Madame de Pompadour owned a property on the Montretout estate; it was bought by Charles André Pozzo di Borgo, the Russian ambassador to France. From 1896 to 1899, one of his descendants, Duke Pozzo di Borgo, had the house dismantled, transported and rebuilt and expanded by the architect Louis Dauvergne on the estate of Dangu in Normandy, which he had acquired in 1884.

=== Second Empire ===
Napoleon III became the owner of a portion of the estate; the first houses were built there starting 1850. Napoleon III offered houses to his chief of staff, Jeani-François Mocquard, to his officers and to members of the court of Empress Eugenie.

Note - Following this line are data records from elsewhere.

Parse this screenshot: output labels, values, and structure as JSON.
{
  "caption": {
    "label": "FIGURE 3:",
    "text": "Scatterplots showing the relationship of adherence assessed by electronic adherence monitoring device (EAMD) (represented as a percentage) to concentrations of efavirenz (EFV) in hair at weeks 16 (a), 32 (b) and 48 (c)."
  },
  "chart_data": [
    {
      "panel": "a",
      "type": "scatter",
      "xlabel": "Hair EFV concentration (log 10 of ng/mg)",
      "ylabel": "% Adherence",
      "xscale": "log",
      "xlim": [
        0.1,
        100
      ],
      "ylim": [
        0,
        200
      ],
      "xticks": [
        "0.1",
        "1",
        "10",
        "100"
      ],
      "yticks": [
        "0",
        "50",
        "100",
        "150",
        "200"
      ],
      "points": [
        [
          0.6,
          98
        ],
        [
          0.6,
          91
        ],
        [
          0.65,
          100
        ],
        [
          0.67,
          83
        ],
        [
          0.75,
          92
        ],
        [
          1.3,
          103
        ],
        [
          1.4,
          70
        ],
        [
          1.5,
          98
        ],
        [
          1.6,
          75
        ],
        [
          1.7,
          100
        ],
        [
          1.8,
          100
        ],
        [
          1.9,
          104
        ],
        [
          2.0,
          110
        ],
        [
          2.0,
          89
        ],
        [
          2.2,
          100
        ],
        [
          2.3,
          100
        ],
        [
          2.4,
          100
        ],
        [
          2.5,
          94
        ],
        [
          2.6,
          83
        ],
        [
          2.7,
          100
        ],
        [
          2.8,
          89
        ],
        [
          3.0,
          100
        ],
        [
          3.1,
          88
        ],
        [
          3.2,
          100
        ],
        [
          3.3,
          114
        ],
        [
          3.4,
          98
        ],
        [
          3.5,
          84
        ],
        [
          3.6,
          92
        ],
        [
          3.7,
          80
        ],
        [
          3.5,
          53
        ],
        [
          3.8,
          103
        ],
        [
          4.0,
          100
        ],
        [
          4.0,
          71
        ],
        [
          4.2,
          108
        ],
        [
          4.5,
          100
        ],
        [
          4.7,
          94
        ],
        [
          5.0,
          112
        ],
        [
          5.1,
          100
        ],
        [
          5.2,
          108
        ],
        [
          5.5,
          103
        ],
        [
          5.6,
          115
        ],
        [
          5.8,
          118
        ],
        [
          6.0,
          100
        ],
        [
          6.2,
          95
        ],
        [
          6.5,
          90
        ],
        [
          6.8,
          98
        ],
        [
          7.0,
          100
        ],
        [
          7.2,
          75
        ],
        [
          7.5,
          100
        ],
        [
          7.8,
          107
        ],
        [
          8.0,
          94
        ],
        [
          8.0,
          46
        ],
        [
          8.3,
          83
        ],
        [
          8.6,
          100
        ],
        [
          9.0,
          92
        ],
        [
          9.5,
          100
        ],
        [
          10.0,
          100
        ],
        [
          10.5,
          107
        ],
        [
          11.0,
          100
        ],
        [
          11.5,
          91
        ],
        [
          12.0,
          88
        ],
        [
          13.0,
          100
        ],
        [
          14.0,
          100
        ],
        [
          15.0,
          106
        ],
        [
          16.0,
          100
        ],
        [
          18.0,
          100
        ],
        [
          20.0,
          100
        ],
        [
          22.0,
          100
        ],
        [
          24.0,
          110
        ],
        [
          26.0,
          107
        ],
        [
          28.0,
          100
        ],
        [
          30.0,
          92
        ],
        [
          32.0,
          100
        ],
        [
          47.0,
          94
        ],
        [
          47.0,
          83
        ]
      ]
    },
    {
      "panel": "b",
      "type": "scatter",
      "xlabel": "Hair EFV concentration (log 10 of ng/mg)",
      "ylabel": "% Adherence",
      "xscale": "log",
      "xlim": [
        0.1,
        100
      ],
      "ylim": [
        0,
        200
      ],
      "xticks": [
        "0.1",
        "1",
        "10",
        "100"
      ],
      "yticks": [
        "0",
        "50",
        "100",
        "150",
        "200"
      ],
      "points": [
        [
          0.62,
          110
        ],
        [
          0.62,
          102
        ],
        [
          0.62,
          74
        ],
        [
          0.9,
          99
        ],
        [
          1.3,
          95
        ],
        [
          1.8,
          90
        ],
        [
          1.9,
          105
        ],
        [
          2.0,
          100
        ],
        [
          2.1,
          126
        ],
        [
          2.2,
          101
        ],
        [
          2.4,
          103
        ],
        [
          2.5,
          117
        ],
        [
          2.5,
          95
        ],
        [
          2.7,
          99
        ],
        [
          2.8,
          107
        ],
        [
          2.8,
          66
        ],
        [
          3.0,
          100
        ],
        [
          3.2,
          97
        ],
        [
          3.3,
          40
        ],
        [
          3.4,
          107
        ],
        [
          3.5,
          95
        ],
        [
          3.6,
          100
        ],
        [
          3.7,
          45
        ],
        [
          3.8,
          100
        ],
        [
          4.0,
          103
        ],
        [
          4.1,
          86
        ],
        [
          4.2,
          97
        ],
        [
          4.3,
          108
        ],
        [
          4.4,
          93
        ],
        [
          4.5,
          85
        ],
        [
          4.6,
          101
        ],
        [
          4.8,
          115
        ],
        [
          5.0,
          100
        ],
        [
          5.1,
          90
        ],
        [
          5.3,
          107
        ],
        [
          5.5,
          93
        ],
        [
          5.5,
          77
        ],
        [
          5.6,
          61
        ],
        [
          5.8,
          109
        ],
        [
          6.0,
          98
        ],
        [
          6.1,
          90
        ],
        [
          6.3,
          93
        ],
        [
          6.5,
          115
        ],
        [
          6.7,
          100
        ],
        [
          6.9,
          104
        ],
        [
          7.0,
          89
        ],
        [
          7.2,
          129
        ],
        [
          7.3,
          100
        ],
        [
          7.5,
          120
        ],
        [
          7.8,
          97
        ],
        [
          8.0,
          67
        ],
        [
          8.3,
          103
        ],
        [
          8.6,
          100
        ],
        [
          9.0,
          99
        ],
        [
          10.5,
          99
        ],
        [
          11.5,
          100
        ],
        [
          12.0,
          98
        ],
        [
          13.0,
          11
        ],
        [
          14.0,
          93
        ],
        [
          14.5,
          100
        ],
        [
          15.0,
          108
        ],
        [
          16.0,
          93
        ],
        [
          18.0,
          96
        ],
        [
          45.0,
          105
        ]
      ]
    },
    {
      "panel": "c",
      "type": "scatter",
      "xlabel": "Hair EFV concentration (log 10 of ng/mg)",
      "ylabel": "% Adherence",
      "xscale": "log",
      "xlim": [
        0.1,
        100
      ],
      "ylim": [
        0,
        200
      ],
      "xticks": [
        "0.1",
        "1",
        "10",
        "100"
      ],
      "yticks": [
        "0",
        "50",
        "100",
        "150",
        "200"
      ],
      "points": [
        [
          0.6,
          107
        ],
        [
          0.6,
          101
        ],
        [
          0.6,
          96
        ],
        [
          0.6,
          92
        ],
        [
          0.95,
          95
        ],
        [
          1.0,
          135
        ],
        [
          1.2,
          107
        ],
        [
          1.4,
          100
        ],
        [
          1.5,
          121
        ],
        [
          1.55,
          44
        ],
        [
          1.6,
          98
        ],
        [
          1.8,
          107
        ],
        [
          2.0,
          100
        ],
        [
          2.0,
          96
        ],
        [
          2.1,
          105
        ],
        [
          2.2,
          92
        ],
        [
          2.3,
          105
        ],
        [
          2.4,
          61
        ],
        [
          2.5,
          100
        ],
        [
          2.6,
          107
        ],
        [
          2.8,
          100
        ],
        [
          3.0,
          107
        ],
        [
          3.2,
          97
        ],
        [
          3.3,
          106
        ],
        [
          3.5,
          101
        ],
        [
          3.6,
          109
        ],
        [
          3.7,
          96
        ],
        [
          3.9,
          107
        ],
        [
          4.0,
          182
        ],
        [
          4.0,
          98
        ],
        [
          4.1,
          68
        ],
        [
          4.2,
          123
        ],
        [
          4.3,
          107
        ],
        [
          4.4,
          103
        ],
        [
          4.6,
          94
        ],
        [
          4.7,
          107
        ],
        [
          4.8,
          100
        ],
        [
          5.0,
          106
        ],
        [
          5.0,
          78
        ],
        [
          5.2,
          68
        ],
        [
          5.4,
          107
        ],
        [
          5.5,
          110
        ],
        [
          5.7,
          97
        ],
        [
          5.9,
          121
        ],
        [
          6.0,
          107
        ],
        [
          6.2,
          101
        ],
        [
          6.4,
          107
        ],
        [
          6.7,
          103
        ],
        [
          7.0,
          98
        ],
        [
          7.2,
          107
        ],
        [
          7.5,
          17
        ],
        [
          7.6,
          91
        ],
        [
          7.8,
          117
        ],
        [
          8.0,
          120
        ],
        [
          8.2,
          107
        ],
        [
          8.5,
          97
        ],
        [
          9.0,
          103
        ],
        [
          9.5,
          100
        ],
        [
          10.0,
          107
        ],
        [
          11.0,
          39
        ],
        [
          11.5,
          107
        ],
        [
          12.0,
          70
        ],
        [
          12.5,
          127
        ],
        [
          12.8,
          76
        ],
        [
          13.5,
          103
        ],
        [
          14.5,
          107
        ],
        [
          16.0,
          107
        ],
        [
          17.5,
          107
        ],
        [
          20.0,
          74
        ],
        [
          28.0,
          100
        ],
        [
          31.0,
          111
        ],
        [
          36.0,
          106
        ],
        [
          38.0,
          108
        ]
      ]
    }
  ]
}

The emperor also gave Marguerite Bellanger, his last mistress, a house in the park.

=== During the Franco-Prussian War ===
During the 1870–1871 Siege of Paris, the French troops evacuated the plateau above the village of Saint-Cloud which was occupied by a fortification, La Redoute de Montretout. This redoubt was immediately occupied by Prussian forces. The French attempted to reclaim the redoubt without success in the winter of 1870. On January 19, 1871, the French recaptured the redoubt and the much damaged Saint-Cloud and Montretout quarter during the Battle of Buzenval.